Arts Lodge tenant found guilty of assaulting police with wet mop and table during Victoria Park eviction stand-off
ARTIST Mark Lewis has been found guilty of assaulting two police officers with a wet mop and table during an eviction from the Arts Lodge.
The self-employed muralist, 49, was today convicted over the incident at Victoria Park in Portsmouth on February 7.
Portsmouth City Council was in the process of evicting him when he assaulted PC Laurence McDevitt in a ‘reckless’ assault after throwing a table in the courtyard of the lodge.
The officer had said, on body-worn footage played to Brighton Magistrates’ Court, that he supported the lodge staying open.
District judge Teresa Szagun said Lewis believed he was ‘unjustifiably being evicted’ but that the officer was acting lawfully and was not biased against him.
The judge said Lewis intended for the officers to be unable to remove him so he could ‘bide’ his time and barricade himself in the courtyard.

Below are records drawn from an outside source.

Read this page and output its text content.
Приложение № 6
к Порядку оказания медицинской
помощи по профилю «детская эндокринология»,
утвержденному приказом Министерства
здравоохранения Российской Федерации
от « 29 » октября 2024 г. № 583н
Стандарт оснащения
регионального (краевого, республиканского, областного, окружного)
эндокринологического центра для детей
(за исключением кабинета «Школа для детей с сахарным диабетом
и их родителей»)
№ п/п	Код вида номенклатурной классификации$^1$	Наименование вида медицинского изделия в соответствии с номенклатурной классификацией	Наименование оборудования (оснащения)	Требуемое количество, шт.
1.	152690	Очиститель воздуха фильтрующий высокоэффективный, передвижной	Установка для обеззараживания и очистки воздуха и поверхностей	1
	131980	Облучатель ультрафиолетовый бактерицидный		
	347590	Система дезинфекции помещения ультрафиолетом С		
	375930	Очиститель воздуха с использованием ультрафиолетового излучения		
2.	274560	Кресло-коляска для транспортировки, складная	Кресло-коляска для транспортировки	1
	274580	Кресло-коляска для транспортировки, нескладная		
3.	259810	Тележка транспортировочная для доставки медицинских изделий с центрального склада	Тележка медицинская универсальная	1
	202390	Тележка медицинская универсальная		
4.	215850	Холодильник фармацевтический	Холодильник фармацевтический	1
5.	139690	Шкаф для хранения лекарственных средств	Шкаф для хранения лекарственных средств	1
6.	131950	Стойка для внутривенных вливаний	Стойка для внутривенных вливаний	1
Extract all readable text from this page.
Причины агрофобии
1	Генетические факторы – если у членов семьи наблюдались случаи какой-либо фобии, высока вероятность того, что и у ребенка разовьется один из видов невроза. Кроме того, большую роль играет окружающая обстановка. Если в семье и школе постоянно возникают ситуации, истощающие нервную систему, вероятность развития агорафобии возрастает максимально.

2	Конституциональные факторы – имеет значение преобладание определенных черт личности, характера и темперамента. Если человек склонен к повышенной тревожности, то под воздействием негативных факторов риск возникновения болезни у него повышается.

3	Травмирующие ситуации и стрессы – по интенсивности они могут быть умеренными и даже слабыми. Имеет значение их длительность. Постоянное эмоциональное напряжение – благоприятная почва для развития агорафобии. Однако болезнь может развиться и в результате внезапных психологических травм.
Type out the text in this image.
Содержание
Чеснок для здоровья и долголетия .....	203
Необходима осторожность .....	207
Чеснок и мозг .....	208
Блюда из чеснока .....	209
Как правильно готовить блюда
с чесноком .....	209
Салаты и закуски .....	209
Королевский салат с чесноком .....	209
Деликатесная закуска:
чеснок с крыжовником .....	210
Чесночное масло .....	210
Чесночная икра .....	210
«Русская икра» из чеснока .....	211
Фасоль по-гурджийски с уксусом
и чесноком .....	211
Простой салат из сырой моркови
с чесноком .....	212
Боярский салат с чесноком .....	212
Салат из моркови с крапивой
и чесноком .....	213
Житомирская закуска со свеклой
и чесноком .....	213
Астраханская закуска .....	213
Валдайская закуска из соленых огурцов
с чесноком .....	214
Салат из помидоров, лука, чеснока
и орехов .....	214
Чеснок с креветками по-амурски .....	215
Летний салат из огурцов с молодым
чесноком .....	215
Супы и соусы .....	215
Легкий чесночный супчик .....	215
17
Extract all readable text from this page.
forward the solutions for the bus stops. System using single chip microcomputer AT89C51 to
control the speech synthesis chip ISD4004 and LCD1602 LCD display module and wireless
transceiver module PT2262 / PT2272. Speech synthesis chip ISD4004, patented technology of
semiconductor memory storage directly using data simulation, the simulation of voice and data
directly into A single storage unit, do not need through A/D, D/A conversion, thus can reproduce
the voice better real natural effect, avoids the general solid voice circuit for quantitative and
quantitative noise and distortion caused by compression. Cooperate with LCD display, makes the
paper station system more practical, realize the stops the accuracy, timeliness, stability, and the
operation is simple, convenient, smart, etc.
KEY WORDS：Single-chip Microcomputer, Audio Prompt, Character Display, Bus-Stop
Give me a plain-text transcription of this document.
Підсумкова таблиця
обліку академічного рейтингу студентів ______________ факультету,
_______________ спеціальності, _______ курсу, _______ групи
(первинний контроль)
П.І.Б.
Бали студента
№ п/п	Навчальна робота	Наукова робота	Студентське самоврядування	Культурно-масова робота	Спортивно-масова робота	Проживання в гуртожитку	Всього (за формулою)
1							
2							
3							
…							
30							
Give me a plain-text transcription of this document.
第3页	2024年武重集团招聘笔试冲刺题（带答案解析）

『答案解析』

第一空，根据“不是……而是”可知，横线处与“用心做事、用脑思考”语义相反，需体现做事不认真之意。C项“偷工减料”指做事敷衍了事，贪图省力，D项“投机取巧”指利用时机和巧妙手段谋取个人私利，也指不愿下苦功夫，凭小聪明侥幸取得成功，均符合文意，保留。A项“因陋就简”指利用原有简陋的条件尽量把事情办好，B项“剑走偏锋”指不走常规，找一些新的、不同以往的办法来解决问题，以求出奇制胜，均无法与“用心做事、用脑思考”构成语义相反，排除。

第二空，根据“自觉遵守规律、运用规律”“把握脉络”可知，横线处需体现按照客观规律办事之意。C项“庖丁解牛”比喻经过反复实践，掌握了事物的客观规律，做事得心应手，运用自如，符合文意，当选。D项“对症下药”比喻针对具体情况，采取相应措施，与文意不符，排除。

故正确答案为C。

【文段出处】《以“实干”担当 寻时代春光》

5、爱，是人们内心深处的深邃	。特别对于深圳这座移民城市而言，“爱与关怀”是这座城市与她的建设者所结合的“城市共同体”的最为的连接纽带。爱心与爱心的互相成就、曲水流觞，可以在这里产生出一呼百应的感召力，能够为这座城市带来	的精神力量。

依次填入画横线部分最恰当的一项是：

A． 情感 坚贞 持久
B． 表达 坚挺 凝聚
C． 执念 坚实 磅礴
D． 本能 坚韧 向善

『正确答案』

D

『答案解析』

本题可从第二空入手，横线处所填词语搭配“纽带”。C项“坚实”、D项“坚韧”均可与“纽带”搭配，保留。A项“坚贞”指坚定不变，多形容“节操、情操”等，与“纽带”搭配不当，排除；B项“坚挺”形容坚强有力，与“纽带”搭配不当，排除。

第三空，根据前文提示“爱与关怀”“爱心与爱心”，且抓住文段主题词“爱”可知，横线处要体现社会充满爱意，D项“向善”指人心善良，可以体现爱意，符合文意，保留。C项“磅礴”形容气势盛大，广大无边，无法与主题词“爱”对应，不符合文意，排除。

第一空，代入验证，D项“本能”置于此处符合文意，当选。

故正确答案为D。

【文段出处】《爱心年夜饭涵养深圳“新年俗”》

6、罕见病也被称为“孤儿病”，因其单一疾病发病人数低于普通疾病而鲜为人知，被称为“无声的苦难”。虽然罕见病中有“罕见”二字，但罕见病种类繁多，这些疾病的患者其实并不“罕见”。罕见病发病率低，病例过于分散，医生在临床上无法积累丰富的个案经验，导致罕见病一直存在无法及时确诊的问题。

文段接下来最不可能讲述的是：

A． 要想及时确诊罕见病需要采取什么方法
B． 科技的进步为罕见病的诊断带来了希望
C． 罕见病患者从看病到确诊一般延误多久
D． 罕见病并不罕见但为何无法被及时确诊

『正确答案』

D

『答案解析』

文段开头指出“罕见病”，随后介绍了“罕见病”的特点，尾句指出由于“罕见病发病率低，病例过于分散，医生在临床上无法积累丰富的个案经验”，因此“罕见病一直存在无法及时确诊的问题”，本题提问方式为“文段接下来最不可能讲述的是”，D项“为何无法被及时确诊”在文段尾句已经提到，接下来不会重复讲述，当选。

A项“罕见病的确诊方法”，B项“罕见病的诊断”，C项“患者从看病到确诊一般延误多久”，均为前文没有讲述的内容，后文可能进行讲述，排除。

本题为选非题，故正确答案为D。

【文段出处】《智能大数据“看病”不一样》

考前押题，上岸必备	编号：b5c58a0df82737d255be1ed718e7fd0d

Lewis, formerly of Clarence Parade, Southsea, but now homeless, was convicted of assaulting PC Sinead Butler with the wet end of a mop when he ‘thrust’ it towards her head in the incident.
The judge found him guilty of using threatening, abusive, insulting words or behaviour with intent to cause fear of or provoke unlawful violence.
He had used a broom in the courtyard and shouted ‘come on’, the court heard.
Judge Szagun said: ‘These officers showed no bias or over reaction to the situation they were dealing with.
‘PC Butler didn’t attempt to exaggerate the contact with the mop and PC McDevitt indicated his actual support for the cafe remaining open.
‘For those reasons I’m sure that on the evidence they gave in relation to these offences against Mr Lewis that he is guilty of the offences, all three of them.’
But the judge cleared Lewis’ partner Alison Brett, 52, of Clarence Parade, Avenue, of a single charge of assaulting PC McDevitt.
She had been accused of punching him in the back as he arrested Lewis.
Finding her not guilty, the judge said: ‘I do have a doubt whether or not he was assaulted and if so by Mrs Brett.
‘It seems to me she may have been guilty of obstructing a police officer.
‘She’s not charged with that, I have to give her the benefit of the doubt in terms of the assault (allegation) and have to acquit her.’
Sentencing, the judge handed Lewis a one-year community order with 120 hours of unpaid work and £200 compensation to PC McDevitt.
She said his actions were ‘serious enough’ to justify the order but added: ‘In assessing that I take into account all the surrounding circumstances in terms of your own genuine hard work that went into establishing these premises.’